Prior to 1988, all individuals subject to deportation were entitled to a bond hearing, but Congress later limited the availability of discretionary relief for aggravated felons and increased the categories of aggravated felonies through the passage of laws including the Illegal Immigration Reform and Immigrant Responsibility Act of 1996 (IIRIRA) and the Antiterrorism and Effective Death Penalty Act of 1996 (AEDPA). If the respondent is removable as an aggravated felon, the Immigration Judge may have no authority to re-determine custody conditions. Certain aggravated felons taken into custody and detained can be released only if the Assistant Secretary of the Bureau of Immigration and Customs Enforcement makes this determination based on the statute providing for protection and relocation under the Witness Relocation Program.
The government may at any time revoke a bond or parole authorized for a detained alien, re-arrest the alien under the original warrant, and detain the alien. Revocation of parole and continued detention are considered justified on national security grounds and because of the risk that the alien would abscond if released, where the individual is wanted by INTERPOL due to alleged violent activities and has visited countries known to sponsor international terrorism and anti-U.S. sentiments.
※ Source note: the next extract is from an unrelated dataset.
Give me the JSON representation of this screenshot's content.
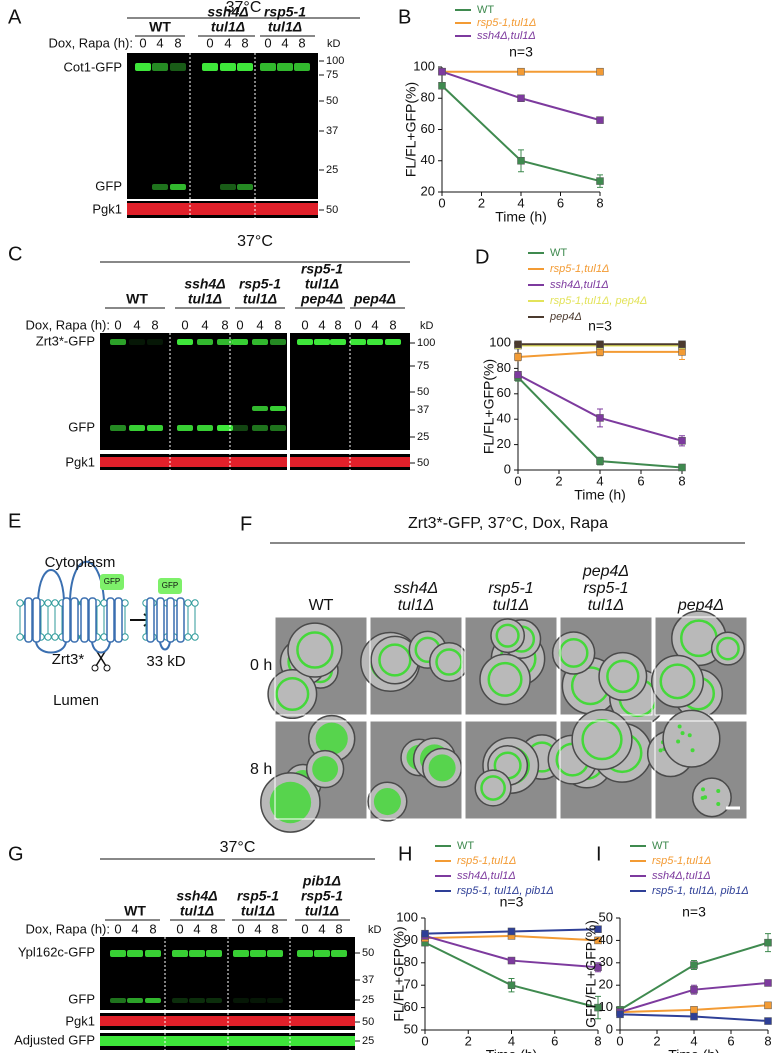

Judicial Review of the ICE’s Custody or Bond Decision
When the ICE has determined that an alien belongs to one of the following groups, an Immigration Judge does not have the authority to review the ICE’s decision regarding the detention or release of the alien:
1. aliens classified as “arriving aliens”;
2. aliens deportable on security or terrorism grounds;
3. aliens subject to mandatory detention;
4. aliens placed in exclusion proceedings;
5. aliens with final administrative orders of removal.
It is highly advisable to seek legal counsel before the ICE makes this determination and the process shifts into high gear. However, opportunities for relief may exist even at advanced stages of the proceedings and should be pursued with all means available. Although an Immigration Judge does not have jurisdiction to re-determine custody and/or bond conditions for the above groups, the Judge does have jurisdiction to review whether the ICE has correctly determined that the alien does, in fact, belong to one of these groups. The Immigration Judge’s unfavorable decision can be appealed to the next administrative level, the Board of Immigration Appeals (BIA), which, in its turn, determines whether the Judge has correctly applied the law to the facts of the case.